Continuiamo: il Balneum Plagae, sue Balneorum, ovvero l’odierna Bagnoli, posto alle falde del monte Olibano, le cui acque curavano qualsiasi morbo; Balneum Sulphatara(fig. 2 ), presso l’omonimo monte che oggi ha solo il cratere attivo ed allora curava la sterilità delle donne; Balneum Bullae, in località Pisciarelli ad Agnano, con le acque in ebollizione che tra gli altri suoi pregi aveva quello di curare la vista; Balneum Petrae, nella località che ancora oggi è detta La Pietra, che annullava calcoli e giovava alla vescica ed al cuore; Balneum Calatura, alle pendici del monte Olibano, utile sia alle cure della pelle che ai polmoni, oltre che alla mente;Balneum S.Anastasie, presso la località Cappuccini tra Bagnoli e Pozzuoli, la cui sorgente, oggi assorbita dal mare, curava gli arti rinnovando la forza del corpo;Balneum Cantarellus, presso il Tempio di Serapide a Pozzuoli, oggi non più esistente, che cancellava le ulcere della pelle e giovava agli artritici; Balneum Tripergula(fig. 3 ), presso il lago d’Averno, utile a chi soffriva di iperidrosi (sudore) e debolezza del corpo.
La punta che chiude il golfo di Baia dalla parte di Pozzuoli è nota come Punta Epitaffio, perché poco distante da qui, presso le attuali Stufe di Nerone, il vicerè spagnolo don Pedro d’Aragona volle fosse posta un’iscrizione nella quale si elogiavano le proprietà terapeutiche dei sudatorii.
In mare, presso questa punta, esistono inabissati i resti di due complessi monumentali: una villa che fu dei Pisoni ed un insieme di edifici che dalla cima di Punta Epitaffio si distendevano fino alla riva antica del mare, di cui resta un ninfeo straordinario(fig. 4).
La tradizione letteraria e la suggestione popolare legarono l’impianto termale più singolare del territorio al nome dell’imperatore. Il sudatorio di Tritoli(fig. 5 ) così anche era noto, doveva essere parte di un grandioso complesso termale che sorgeva su tre livelli: dal mare, fino ad oltre metà dell’altura dell’ altura.
Il primo livello è oggi sommerso, ma oggi come allora, tuttavia, il calore continua a sprigionarsi da una falda sotterranea e, convogliato in due cunicoli, raggiunge le stanze che ancora rispettano l’originaria disposizione.
Anche i resti dell’antico Bagno di Tritoli sono stati identificati dov’è l’attuale chiesa di San Filippo.
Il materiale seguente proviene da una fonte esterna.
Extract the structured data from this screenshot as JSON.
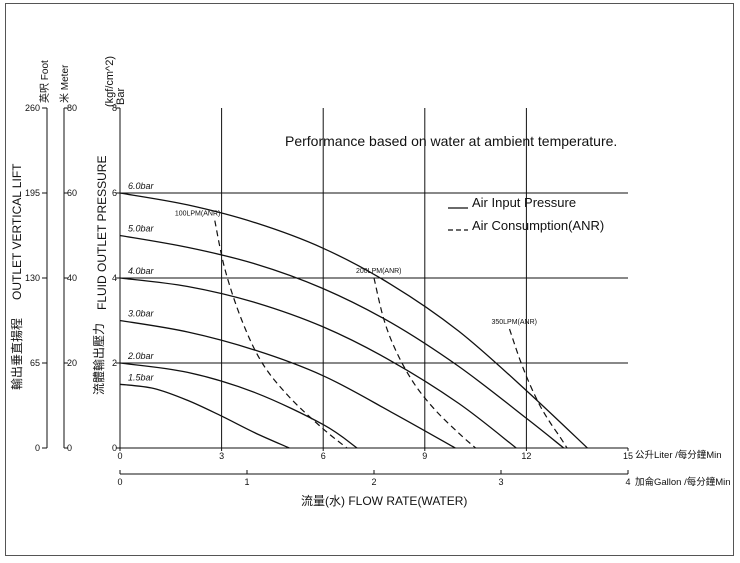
{
  "chart_data": {
    "type": "line",
    "annotation": "Performance based on water at ambient temperature.",
    "legend": [
      {
        "name": "Air Input Pressure",
        "style": "solid"
      },
      {
        "name": "Air Consumption(ANR)",
        "style": "dashed"
      }
    ],
    "y_axis": {
      "unit_top": "(kgf/cm^2)",
      "unit_bottom": "Bar",
      "label": "FLUID OUTLET PRESSURE",
      "label_cjk": "流體輸出壓力",
      "ticks": [
        "0",
        "2",
        "4",
        "6",
        "8"
      ],
      "ylim": [
        0,
        8
      ]
    },
    "foot_axis": {
      "unit": "英呎 Foot",
      "ticks": [
        "0",
        "65",
        "130",
        "195",
        "260"
      ]
    },
    "meter_axis": {
      "unit": "米 Meter",
      "ticks": [
        "0",
        "20",
        "40",
        "60",
        "80"
      ]
    },
    "left_label": "OUTLET VERTICAL LIFT",
    "left_label_cjk": "輸出垂直揚程",
    "x_axis": {
      "ticks": [
        "0",
        "3",
        "6",
        "9",
        "12",
        "15"
      ],
      "unit": "公升Liter /每分鐘Min",
      "xlim": [
        0,
        15
      ]
    },
    "x_axis2": {
      "ticks": [
        "0",
        "1",
        "2",
        "3",
        "4"
      ],
      "unit": "加侖Gallon /每分鐘Min"
    },
    "x_title": "流量(水) FLOW RATE(WATER)",
    "series": [
      {
        "name": "6.0bar",
        "x": [
          0,
          2,
          4,
          6,
          8,
          10,
          12,
          13.8
        ],
        "y": [
          6.0,
          5.72,
          5.3,
          4.7,
          3.85,
          2.75,
          1.35,
          0
        ]
      },
      {
        "name": "5.0bar",
        "x": [
          0,
          2,
          4,
          6,
          8,
          10,
          12,
          13.1
        ],
        "y": [
          5.0,
          4.72,
          4.33,
          3.75,
          2.95,
          1.92,
          0.7,
          0
        ]
      },
      {
        "name": "4.0bar",
        "x": [
          0,
          2,
          4,
          6,
          8,
          10,
          11.7
        ],
        "y": [
          4.0,
          3.8,
          3.42,
          2.85,
          2.05,
          1.05,
          0
        ]
      },
      {
        "name": "3.0bar",
        "x": [
          0,
          2,
          4,
          6,
          8,
          9.9
        ],
        "y": [
          3.0,
          2.73,
          2.3,
          1.7,
          0.85,
          0
        ]
      },
      {
        "name": "2.0bar",
        "x": [
          0,
          2,
          4,
          6,
          7.0
        ],
        "y": [
          2.0,
          1.78,
          1.3,
          0.55,
          0
        ]
      },
      {
        "name": "1.5bar",
        "x": [
          0,
          1,
          2,
          3,
          4,
          5.0
        ],
        "y": [
          1.5,
          1.4,
          1.12,
          0.75,
          0.35,
          0
        ]
      }
    ],
    "consumption": [
      {
        "name": "100LPM(ANR)",
        "x": [
          2.8,
          3.1,
          3.6,
          4.2,
          5.0,
          6.0,
          6.7
        ],
        "y": [
          5.35,
          4.2,
          3.0,
          2.0,
          1.2,
          0.45,
          0
        ]
      },
      {
        "name": "200LPM(ANR)",
        "x": [
          7.5,
          7.8,
          8.2,
          8.7,
          9.3,
          10.0,
          10.5
        ],
        "y": [
          4.0,
          3.0,
          2.2,
          1.5,
          0.9,
          0.35,
          0
        ]
      },
      {
        "name": "350LPM(ANR)",
        "x": [
          11.5,
          11.8,
          12.1,
          12.4,
          12.7,
          13.0,
          13.2
        ],
        "y": [
          2.8,
          2.1,
          1.5,
          1.0,
          0.6,
          0.25,
          0
        ]
      }
    ]
  }
}
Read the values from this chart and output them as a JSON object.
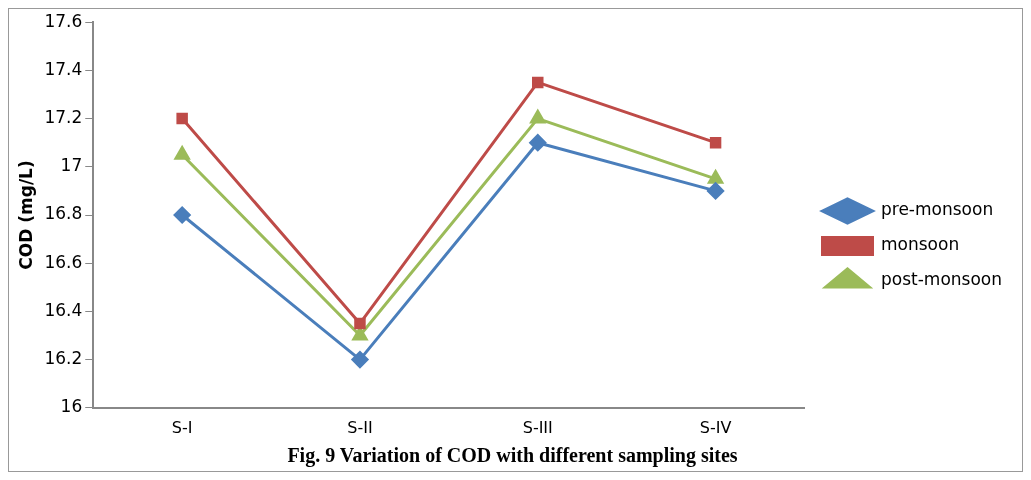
{
  "chart_data": {
    "type": "line",
    "title": "Fig. 9 Variation of COD with different sampling sites",
    "ylabel": "COD (mg/L)",
    "categories": [
      "S-I",
      "S-II",
      "S-III",
      "S-IV"
    ],
    "series": [
      {
        "name": "pre-monsoon",
        "color": "#4a7ebb",
        "marker": "diamond",
        "values": [
          16.8,
          16.2,
          17.1,
          16.9
        ]
      },
      {
        "name": "monsoon",
        "color": "#be4b48",
        "marker": "square",
        "values": [
          17.2,
          16.35,
          17.35,
          17.1
        ]
      },
      {
        "name": "post-monsoon",
        "color": "#9bbb59",
        "marker": "triangle",
        "values": [
          17.05,
          16.3,
          17.2,
          16.95
        ]
      }
    ],
    "ylim": [
      16,
      17.6
    ],
    "yticks": [
      16,
      16.2,
      16.4,
      16.6,
      16.8,
      17,
      17.2,
      17.4,
      17.6
    ],
    "grid": false,
    "legend": "right",
    "line_style": "solid"
  }
}
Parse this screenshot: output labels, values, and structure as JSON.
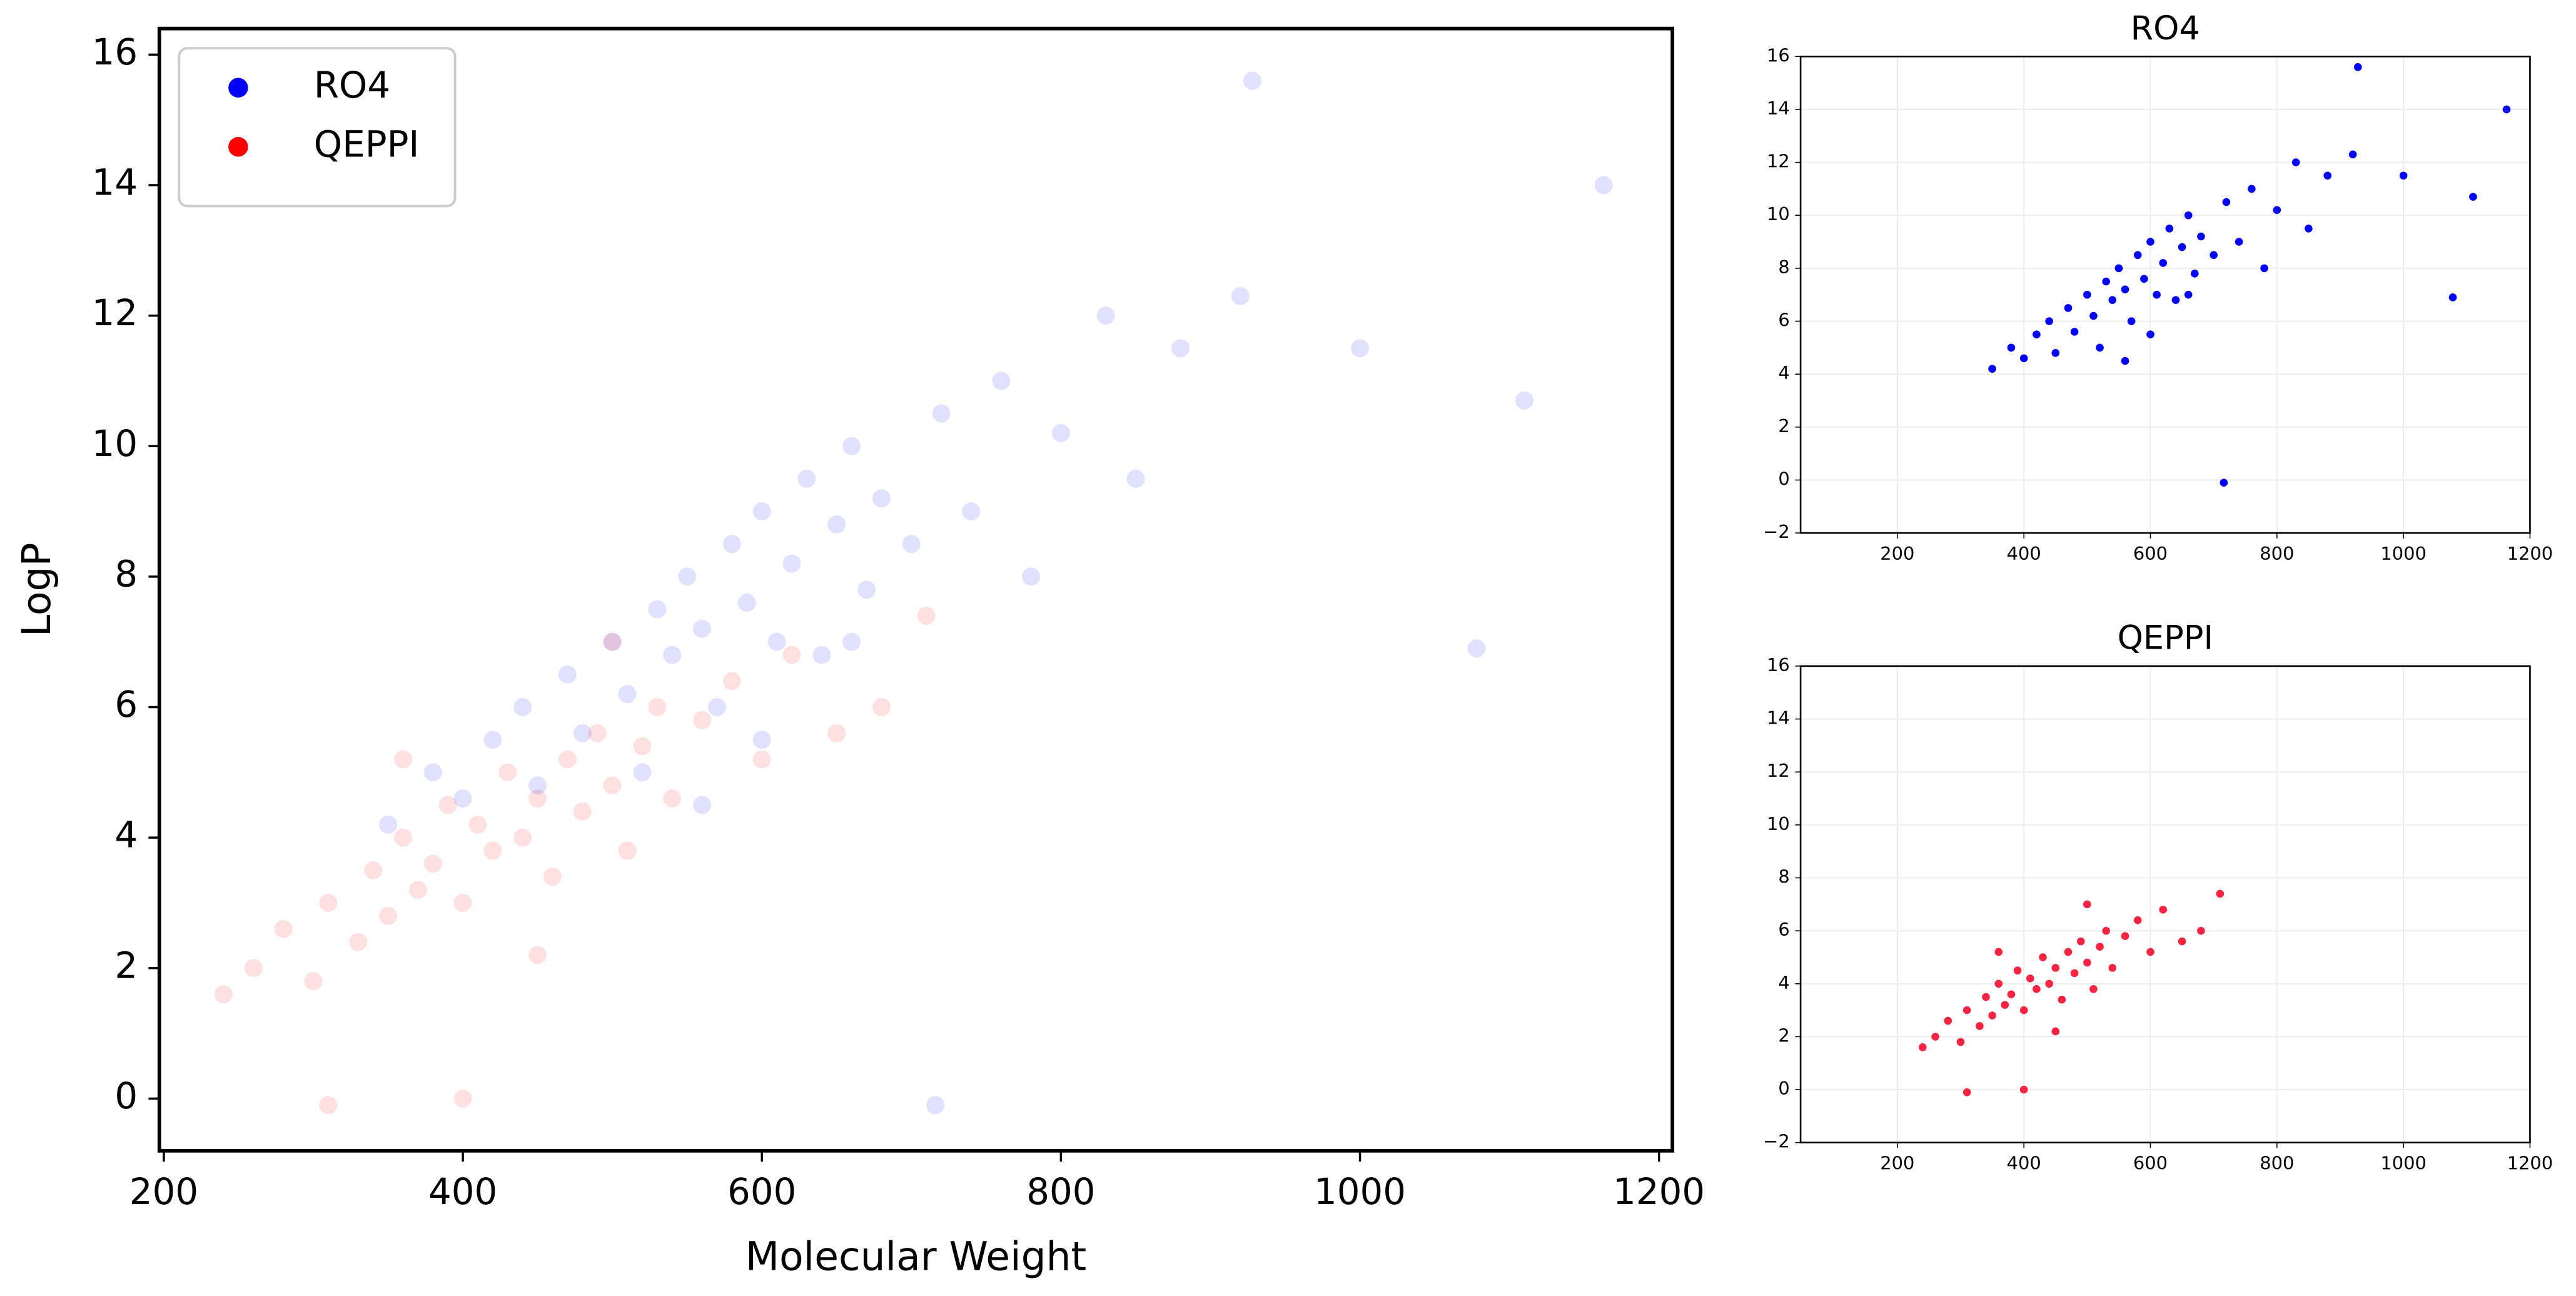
{
  "chart_data": [
    {
      "type": "scatter",
      "xlabel": "Molecular Weight",
      "ylabel": "LogP",
      "xlim": [
        197,
        1209
      ],
      "ylim": [
        -0.8,
        16.4
      ],
      "xticks": [
        200,
        400,
        600,
        800,
        1000,
        1200
      ],
      "yticks": [
        0,
        2,
        4,
        6,
        8,
        10,
        12,
        14,
        16
      ],
      "grid": false,
      "legend": "upper left",
      "opacity": 0.12,
      "series": [
        {
          "name": "RO4",
          "color": "#0000ff",
          "x": [
            350,
            380,
            400,
            420,
            440,
            450,
            470,
            480,
            500,
            510,
            520,
            530,
            540,
            550,
            560,
            570,
            580,
            590,
            600,
            610,
            620,
            630,
            640,
            650,
            660,
            670,
            680,
            700,
            720,
            740,
            760,
            780,
            800,
            830,
            850,
            880,
            920,
            928,
            1000,
            1078,
            1110,
            1163,
            716,
            600,
            560,
            660
          ],
          "values": [
            4.2,
            5.0,
            4.6,
            5.5,
            6.0,
            4.8,
            6.5,
            5.6,
            7.0,
            6.2,
            5.0,
            7.5,
            6.8,
            8.0,
            7.2,
            6.0,
            8.5,
            7.6,
            9.0,
            7.0,
            8.2,
            9.5,
            6.8,
            8.8,
            10.0,
            7.8,
            9.2,
            8.5,
            10.5,
            9.0,
            11.0,
            8.0,
            10.2,
            12.0,
            9.5,
            11.5,
            12.3,
            15.6,
            11.5,
            6.9,
            10.7,
            14.0,
            -0.1,
            5.5,
            4.5,
            7.0
          ]
        },
        {
          "name": "QEPPI",
          "color": "#ff0000",
          "x": [
            240,
            260,
            280,
            300,
            310,
            330,
            340,
            350,
            360,
            370,
            380,
            390,
            400,
            410,
            420,
            430,
            440,
            450,
            460,
            470,
            480,
            490,
            500,
            510,
            520,
            530,
            540,
            560,
            580,
            600,
            620,
            650,
            680,
            710,
            400,
            310,
            450,
            500,
            360
          ],
          "values": [
            1.6,
            2.0,
            2.6,
            1.8,
            3.0,
            2.4,
            3.5,
            2.8,
            4.0,
            3.2,
            3.6,
            4.5,
            3.0,
            4.2,
            3.8,
            5.0,
            4.0,
            4.6,
            3.4,
            5.2,
            4.4,
            5.6,
            4.8,
            3.8,
            5.4,
            6.0,
            4.6,
            5.8,
            6.4,
            5.2,
            6.8,
            5.6,
            6.0,
            7.4,
            0.0,
            -0.1,
            2.2,
            7.0,
            5.2
          ]
        }
      ]
    },
    {
      "type": "scatter",
      "title": "RO4",
      "xlim": [
        47,
        1200
      ],
      "ylim": [
        -2,
        16
      ],
      "xticks": [
        200,
        400,
        600,
        800,
        1000,
        1200
      ],
      "yticks": [
        {
          "value": -2,
          "label": "−2"
        },
        0,
        2,
        4,
        6,
        8,
        10,
        12,
        14,
        16
      ],
      "grid": true,
      "opacity": 1,
      "series": [
        {
          "color": "#0000ff",
          "x": [
            350,
            380,
            400,
            420,
            440,
            450,
            470,
            480,
            500,
            510,
            520,
            530,
            540,
            550,
            560,
            570,
            580,
            590,
            600,
            610,
            620,
            630,
            640,
            650,
            660,
            670,
            680,
            700,
            720,
            740,
            760,
            780,
            800,
            830,
            850,
            880,
            920,
            928,
            1000,
            1078,
            1110,
            1163,
            716,
            600,
            560,
            660
          ],
          "values": [
            4.2,
            5.0,
            4.6,
            5.5,
            6.0,
            4.8,
            6.5,
            5.6,
            7.0,
            6.2,
            5.0,
            7.5,
            6.8,
            8.0,
            7.2,
            6.0,
            8.5,
            7.6,
            9.0,
            7.0,
            8.2,
            9.5,
            6.8,
            8.8,
            10.0,
            7.8,
            9.2,
            8.5,
            10.5,
            9.0,
            11.0,
            8.0,
            10.2,
            12.0,
            9.5,
            11.5,
            12.3,
            15.6,
            11.5,
            6.9,
            10.7,
            14.0,
            -0.1,
            5.5,
            4.5,
            7.0
          ]
        }
      ]
    },
    {
      "type": "scatter",
      "title": "QEPPI",
      "xlim": [
        47,
        1200
      ],
      "ylim": [
        -2,
        16
      ],
      "xticks": [
        200,
        400,
        600,
        800,
        1000,
        1200
      ],
      "yticks": [
        {
          "value": -2,
          "label": "−2"
        },
        0,
        2,
        4,
        6,
        8,
        10,
        12,
        14,
        16
      ],
      "grid": true,
      "opacity": 1,
      "series": [
        {
          "color": "#fa2442",
          "x": [
            240,
            260,
            280,
            300,
            310,
            330,
            340,
            350,
            360,
            370,
            380,
            390,
            400,
            410,
            420,
            430,
            440,
            450,
            460,
            470,
            480,
            490,
            500,
            510,
            520,
            530,
            540,
            560,
            580,
            600,
            620,
            650,
            680,
            710,
            400,
            310,
            450,
            500,
            360
          ],
          "values": [
            1.6,
            2.0,
            2.6,
            1.8,
            3.0,
            2.4,
            3.5,
            2.8,
            4.0,
            3.2,
            3.6,
            4.5,
            3.0,
            4.2,
            3.8,
            5.0,
            4.0,
            4.6,
            3.4,
            5.2,
            4.4,
            5.6,
            4.8,
            3.8,
            5.4,
            6.0,
            4.6,
            5.8,
            6.4,
            5.2,
            6.8,
            5.6,
            6.0,
            7.4,
            0.0,
            -0.1,
            2.2,
            7.0,
            5.2
          ]
        }
      ]
    }
  ]
}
Il Balneum Trituli era caro ai Romani, ma raggiunse la massima notorietà nel Medioevo. “Qui dicono fossero tante statue di stucco che dimostravano con l’attitudini, a che giovasse quel Bagno. Si racconta che i medici salernitani, vedendo che i malati più non ricorrevano a loro, ma ai bagni, partiti da da Salerno con ferri e venuti a Tritola avessero rotto le statue e guaste le iscrizioni”(Parrino 1709).
Poco distante doveva esserci il Balneum Silvianae, anche esso citato da Pietro da Eboli.
Oggi il moderno complesso termale delle Stufe di Nerone testimonia dopo 20000 anni la continuità col passato, il cui spirito esala ancora da questa terra, tra i vapori dei sudaticci naturali che agli antichi parvero “la virtù miracolosa delle terme”(Amedeo Maiuri).
Incastonate nello splendido scenario dei Campi Flegrei, le Stufe di Nerone(fig. da 6 a 10) sono le terme in Campania conosciute fin dai tempi antichi per la cura e per il relax. Le acque termali che sgorgano alla temperatura di 80°C sono ricche di preziosi elementi minerali necessari al corpo per rimanere in tono ed elasticità; ma sono anche riconosciute ottime alleate per la cura di reumatismi, artrosi, per la riabilitazione…
L’ampio parco termale con le sorgenti naturali, le palme, gli ulivi, le pergole, permettono di vivere una piacevole giornata di relax all’aperto, intervallando una sauna, un idromassaggio nella piscina termale nella zona calda.
Una esperienza ai limiti dell’estasi che va ripetuta più volte, quasi all’infinito.